Almora also says that the petition “targeted 200 beneficiaries at first,” but some have been disqualified because they have already secured false death certificates.

The forging of death certificates can become problematic especially when the presumed dead reappears and the cancellation of a death certificate entails and requires court intervention. However, for other families, it is not to gain compensation benefits, but rather, peace of mind.

She adds that some could not undergo the right process at all because the deceased did not have a birth certificate in the first place.

According to Almora, going through the judicial process becomes therapeutic for the other families.

“They just really wanted closure. It’s still at the back of their heads, eh. They still follow leads. They just want a paper,” Almora says.

She recounts a story where a couple who lost their six-year-old child to Yolanda would go all over the archipelago just to look for any leads of their child. They would fly from one corner of the country to another at just the mention of any possible lead they could hear. With the declaration of the presumption of death, their uneasiness can finally be put to rest.
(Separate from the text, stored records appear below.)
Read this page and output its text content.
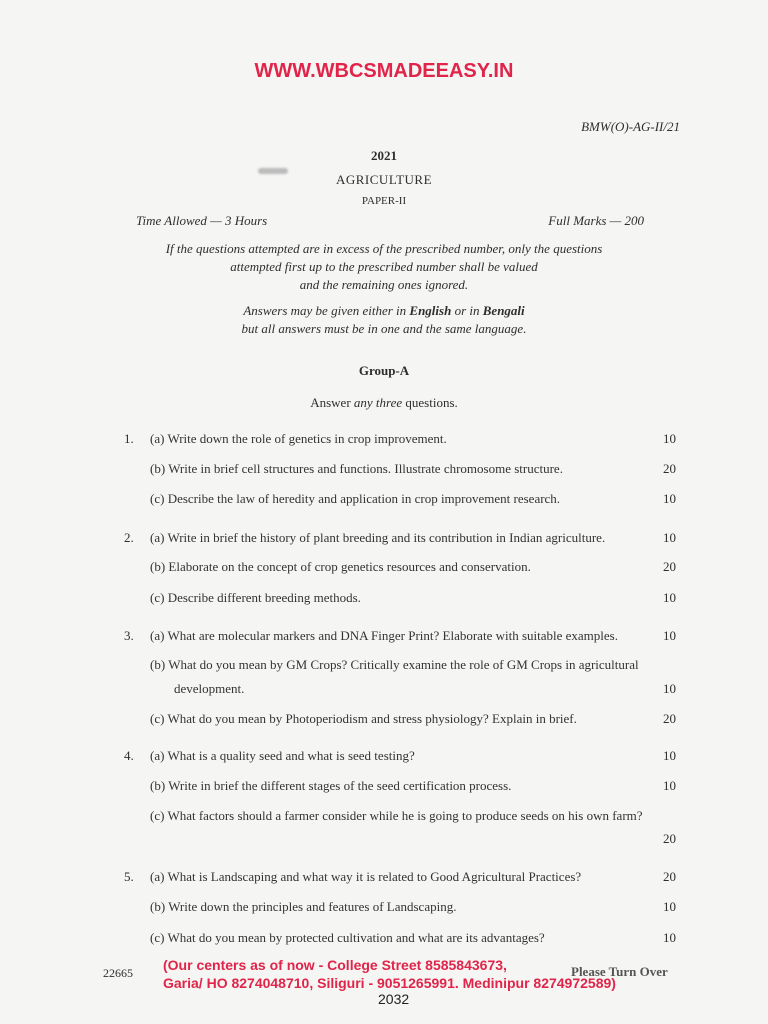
WWW.WBCSMADEEASY.IN
BMW(O)-AG-II/21
2021
AGRICULTURE
PAPER-II
Time Allowed — 3 Hours	Full Marks — 200
If the questions attempted are in excess of the prescribed number, only the questions
attempted first up to the prescribed number shall be valued
and the remaining ones ignored.
Answers may be given either in English or in Bengali
but all answers must be in one and the same language.
Group-A
Answer any three questions.
1. (a) Write down the role of genetics in crop improvement.	10
(b) Write in brief cell structures and functions. Illustrate chromosome structure.	20
(c) Describe the law of heredity and application in crop improvement research.	10
2. (a) Write in brief the history of plant breeding and its contribution in Indian agriculture.	10
(b) Elaborate on the concept of crop genetics resources and conservation.	20
(c) Describe different breeding methods.	10
3. (a) What are molecular markers and DNA Finger Print? Elaborate with suitable examples.	10
(b) What do you mean by GM Crops? Critically examine the role of GM Crops in agricultural
development.	10
(c) What do you mean by Photoperiodism and stress physiology? Explain in brief.	20
4. (a) What is a quality seed and what is seed testing?	10
(b) Write in brief the different stages of the seed certification process.	10
(c) What factors should a farmer consider while he is going to produce seeds on his own farm?
20
5. (a) What is Landscaping and what way it is related to Good Agricultural Practices?	20
(b) Write down the principles and features of Landscaping.	10
(c) What do you mean by protected cultivation and what are its advantages?	10
22665	Please Turn Over
(Our centers as of now - College Street 8585843673,
Garia/ HO 8274048710, Siliguri - 9051265991. Medinipur 8274972589)
2032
“It’s still an internal struggle. With that piece of paper it can help them and remind them, ‘Oo, wala na,’” she says.

Moving forward

President Rodrigo Duterte is currently looking to divert Php 5 B worth of unused funds originally intended for the victims of Yolanda to the rehabilitation of Marawi City. In response to this, research group IBON Foundation released a statement reminding the government to remember Yolanda instead of abandoning its victims.

“It gives the impression that the job has been done while in fact thousands of survivors are still without livelihoods and languish in substandard shelters and living conditions,” IBON Executive Director Rosario Guzman says.
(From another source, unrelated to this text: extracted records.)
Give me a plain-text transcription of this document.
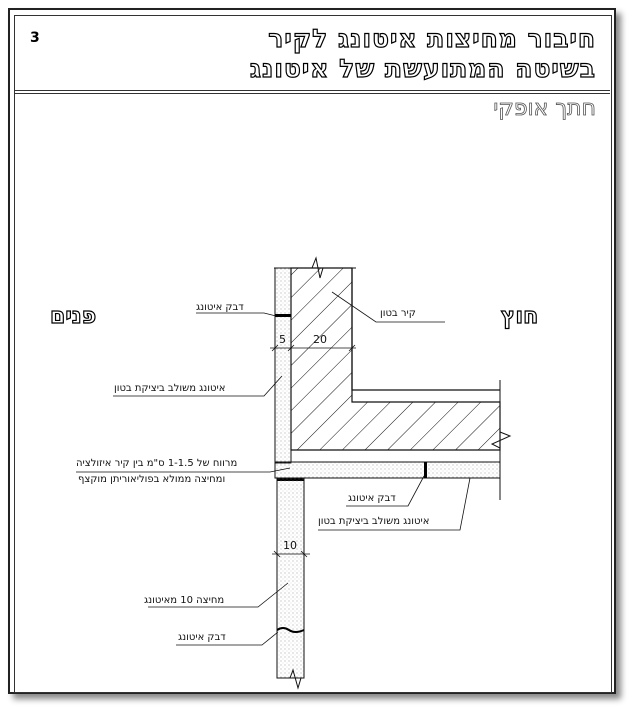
3	חיבור מחיצות איטונג לקיר
בשיטה המתועשת של איטונג
חתך אופקי
פנים	חוץ
דבק איטונג
קיר בטון
איטונג משולב ביציקת בטון
מרווח של 1-1.5 ס"מ בין קיר איזולציה
ומחיצה ממולא בפוליאוריתן מוקצף
דבק איטונג
איטונג משולב ביציקת בטון
מחיצה 10 מאיטונג
דבק איטונג
5 20
10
Today, some of Yolanda’s victims still reside in resettlement homes with subpar living conditions. According to data acquired from the National Economic and Development Authority, only 16,846 housing units have been completed by the National Housing Authority (NHA) in areas struck by the Typhoon Yolanda in Eastern Visayas, or just 30% of the NHA’s target of 56,140 permanent housing units. This is attributed to land acquisition problems. Meanwhile, 11,957 units are still undergoing construction.

It has been more than 1,500 days since the thief’s visit, but few have changed in the lives of those hardest hit. The thief managed to carve its name in Eastern Visayas before escaping as quickly as it dealt its blows, and yet most of the damage it left behind remains unresolved to this day. As Yolanda victims remain hopeful, there is still much work left to be done.